After another mass shooting in the USA, we’re left with the same questions and very little in the way of answers. Where do we move from here?
Initially after any mass shooting, we are often so unsure what happened that we cling to anything to give us some sense of, well, sense in all the pain and suffering. Many turn to religion and a hope that God is somewhere in this. That out of this, something good could come.
Thoughts with the families, prayers for those killed and affected. These are two very common themes that we have heard. Where does prayer play into these events? What role does it really have?
At what point does prayer become simply a platitude that really doesn’t mean anything? Even God must be getting a little tired of it all.
When we’ve prayed for this to stop happening every time there is a mass shooting; when do we stop and ask, are our prayers actually being heard? Prayer can often be associated with inaction. We pray that this never happens again, but it does keep happening.
Do we keep praying or do we give up? Or is there something bigger happening that we can’t see?
Prayer is mostly not about changing God’s mind but helping us to align ourselves with something transcendent. It’s about quieting our minds and allowing something spiritual to happen to us. It’s simultaneously giving up control and taking back control. It’s mostly about getting rid of the noise rather than creating more of it. We experience prayer, we don’t try and force it.
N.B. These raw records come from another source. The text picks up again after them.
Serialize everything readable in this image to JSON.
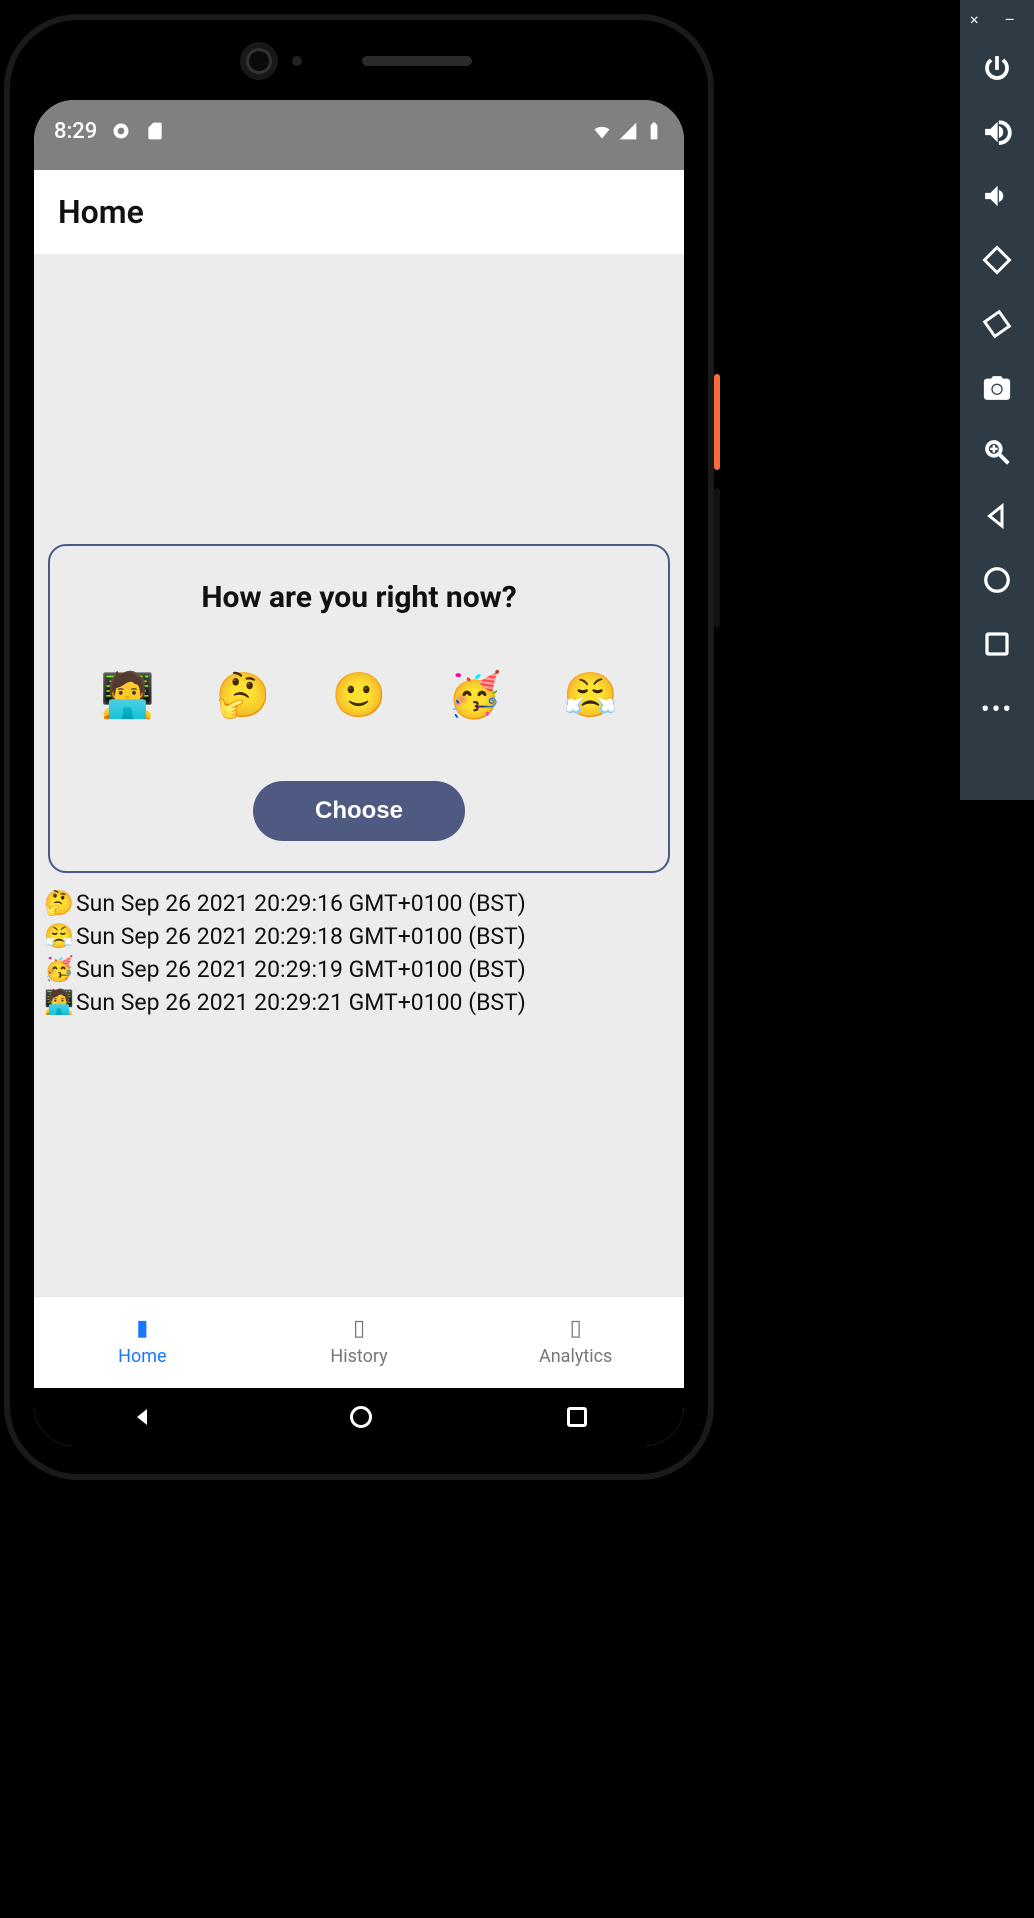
{
  "statusbar": {
    "time": "8:29"
  },
  "appbar": {
    "title": "Home"
  },
  "card": {
    "title": "How are you right now?",
    "emojis": [
      "🧑‍💻",
      "🤔",
      "🙂",
      "🥳",
      "😤"
    ],
    "choose_label": "Choose"
  },
  "log": [
    {
      "emoji": "🤔",
      "text": "Sun Sep 26 2021 20:29:16 GMT+0100 (BST)"
    },
    {
      "emoji": "😤",
      "text": "Sun Sep 26 2021 20:29:18 GMT+0100 (BST)"
    },
    {
      "emoji": "🥳",
      "text": "Sun Sep 26 2021 20:29:19 GMT+0100 (BST)"
    },
    {
      "emoji": "🧑‍💻",
      "text": "Sun Sep 26 2021 20:29:21 GMT+0100 (BST)"
    }
  ],
  "tabs": {
    "items": [
      {
        "label": "Home",
        "active": true
      },
      {
        "label": "History",
        "active": false
      },
      {
        "label": "Analytics",
        "active": false
      }
    ]
  },
  "emulator": {
    "close": "×",
    "minimize": "–"
  }
}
There is clear evidence that the USA has a gun problem compared to other countries but yet here we are again. I wonder if reason or logic has any effect for change. But there is a consciousness problem that means for many, it doesn’t matter about the facts.
This blog won’t persuade anyone to think differently. This blog post is mostly irrelevant. It won’t change anything. If you agree with what I’m saying, fine, if you don’t you’ll probably not be persuaded otherwise.
Today while scrolling Facebook I was about to comment on a post about the need for stricter gun control but I just couldn’t bring myself to. It wouldn’t have changed the mind of the person that I was about to reply to. We don’t like being wrong, none of us do, so changing our minds about something as deeply engrained in American Culture as mass gun shootings will take something more than counter arguments and reasoning.
Time will tell if the biggest gun massacre in US history will be enough to wake us from our collective slumber and take action but when the death of 20 children in Sandy Hook wasn’t enough, there is very little reason to believe that this will be enough.
So viewing prayer in the traditional sense of asking God to stop this, seems almost redundant.
Except, what if we pray for those who seek to maintain their need for guns to be a part of the US culture? Perhaps, when we pray for them to change their hearts and minds we will have a chance. Reasoning is clearly not enough, death is clearly not enough so there needs to be a change in their consciousness that can only be achieved through a miracle.
We of course continue to use our voices to demand change. We can and must never stop that. The traditional idea of prayer is closing our eyes and asking for things from a God that most of us doubt has any power to do anything about any of this. But prayer is more than this. Prayer requires action too. Without it prayer becomes hollow and empty. We’ve become so used to the idea that God will fix everything magically that we’ve forgotten that sometimes He is asking us to do our part. If prayer is a conversation, then we need to open our ears to hear what God is asking from us.
Action is as much prayer as closing our eyes and speaking to God. So perhaps it’s not that prayer is not effective here, it’s that we’re praying for the wrong things or we’ve missed the point.
We also need to pray and look for a different type of change. Let’s pray that those who profit from gun violence seek a higher understanding. That they come to an enlightenment where they see how they are resisting the very changes that need to prevent these horrible situation ever happening again.
Will we look back at Las Vegas and remember it as the moment when things finally changed or will be view it as just another moment in a multitude of moments of US gun violence?
Almost immediately after a mass shooting, we hear that it is far too soon to be talking about how we can stop this. But as Trevor Noah pointed out, there will never be a good time because these shootings happen so frequently that we are almost constantly in the wake of a mass gun shooting.
So my thoughts are with the families. My prayers are with them too. We also need to pray that something changes inside those who can’t see that stricter gun control is what is required. Pray that they have their eyes opened not by logic or statistics or comments on a Facebook post, but to life and pain and to a level of deep consciousness and self awareness from within.
It’s like Einstein said, “We cannot solve our problems with the same thinking we used whe we created them”.
For many today, that will mean coming to a whole new level of consciousness.